Five physicists at the Thomas Jefferson National Accelerator Facility have been elected fellows by the American Physical Society, a professional award that places them among the top 1 percent of physicists in the country.
A sixth physicist at the lab has received an award that honors minority scientists.
"If you are a fellow, that means you have achieved the highest honor you could ever get in the field," said Swapan Chattopadhyay, associate director for accelerators at the lab.
The selections represent less than 1 percent of the total APS membership each year. This year, the five staffers are among 190 new fellows. The 42,000-member society has a little more than 5,000 fellows total.

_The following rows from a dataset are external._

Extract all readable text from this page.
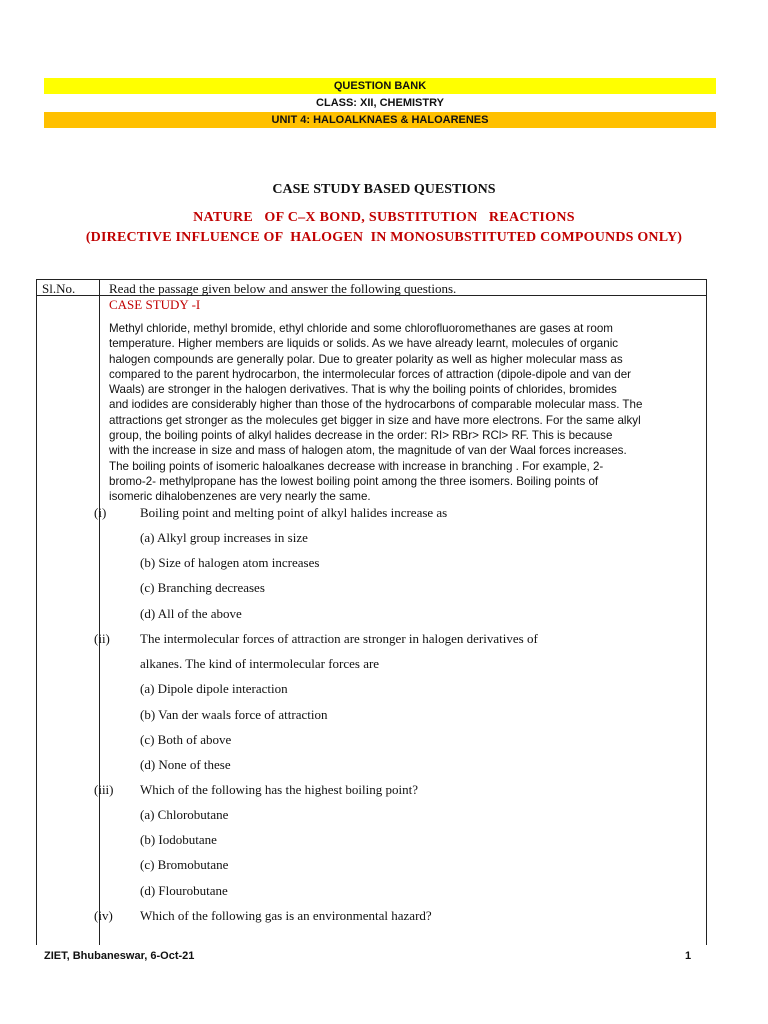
QUESTION BANK
CLASS: XII, CHEMISTRY
UNIT 4: HALOALKNAES & HALOARENES
CASE STUDY BASED QUESTIONS
NATURE   OF C–X BOND, SUBSTITUTION   REACTIONS
(DIRECTIVE INFLUENCE OF  HALOGEN  IN MONOSUBSTITUTED COMPOUNDS ONLY)
Sl.No.	Read the passage given below and answer the following questions.
CASE STUDY -I
Methyl chloride, methyl bromide, ethyl chloride and some chlorofluoromethanes are gases at room
temperature. Higher members are liquids or solids. As we have already learnt, molecules of organic
halogen compounds are generally polar. Due to greater polarity as well as higher molecular mass as
compared to the parent hydrocarbon, the intermolecular forces of attraction (dipole-dipole and van der
Waals) are stronger in the halogen derivatives. That is why the boiling points of chlorides, bromides
and iodides are considerably higher than those of the hydrocarbons of comparable molecular mass. The
attractions get stronger as the molecules get bigger in size and have more electrons. For the same alkyl
group, the boiling points of alkyl halides decrease in the order: RI> RBr> RCl> RF. This is because
with the increase in size and mass of halogen atom, the magnitude of van der Waal forces increases.
The boiling points of isomeric haloalkanes decrease with increase in branching . For example, 2-
bromo-2- methylpropane has the lowest boiling point among the three isomers. Boiling points of
isomeric dihalobenzenes are very nearly the same.
(i)	Boiling point and melting point of alkyl halides increase as
(a) Alkyl group increases in size
(b) Size of halogen atom increases
(c) Branching decreases
(d) All of the above
(ii) The intermolecular forces of attraction are stronger in halogen derivatives of
alkanes. The kind of intermolecular forces are
(a) Dipole dipole interaction
(b) Van der waals force of attraction
(c) Both of above
(d) None of these
(iii) Which of the following has the highest boiling point?
(a) Chlorobutane
(b) Iodobutane
(c) Bromobutane
(d) Flourobutane
(iv) Which of the following gas is an environmental hazard?
ZIET, Bhubaneswar, 6-Oct-21	1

The awards double the number of fellows at the lab to about a dozen. For the individual scientists, the recognition could mean gaining top positions as well as being called on by other agencies and organizations for their expertise, Chattopadhyay said.
Recognized were Kees de Jager, Fred Dylla, Geoff Krafft, Bernhard Mecking and George Neil.
According to the association, the fellowship program recognizes members who have made significant and innovative contributions in physics or in teaching it.
Keith Baker has made his mark in those areas as well. Baker received the society's Edward A. Bouchet Award, which honors minority physicists for innovative research. Baker was selected for his research but also for creating ways to conduct complex measurements and for being active in local and national outreach programs.
"Keith is one of the brightest researchers we have from the laboratory program," said Lawrence Cardman, associate director for physics at the lab.
Baker, dean of science at Hampton University who has a joint appointment at the lab, has brought much success to the college as well.
He was crucial in getting Hampton University involved in the international ATLAS effort, which hopes to build the most powerful accelerator in the world in Switzerland.
Baker also was key in helping get HU designated as a Physics Frontiers Center, one of four universities deemed to be on the cutting edge of physic research.
The award includes a stipend of $3,500 plus support for travel to at least three academic institutions. Baker will give lectures to attract more minority students into the career.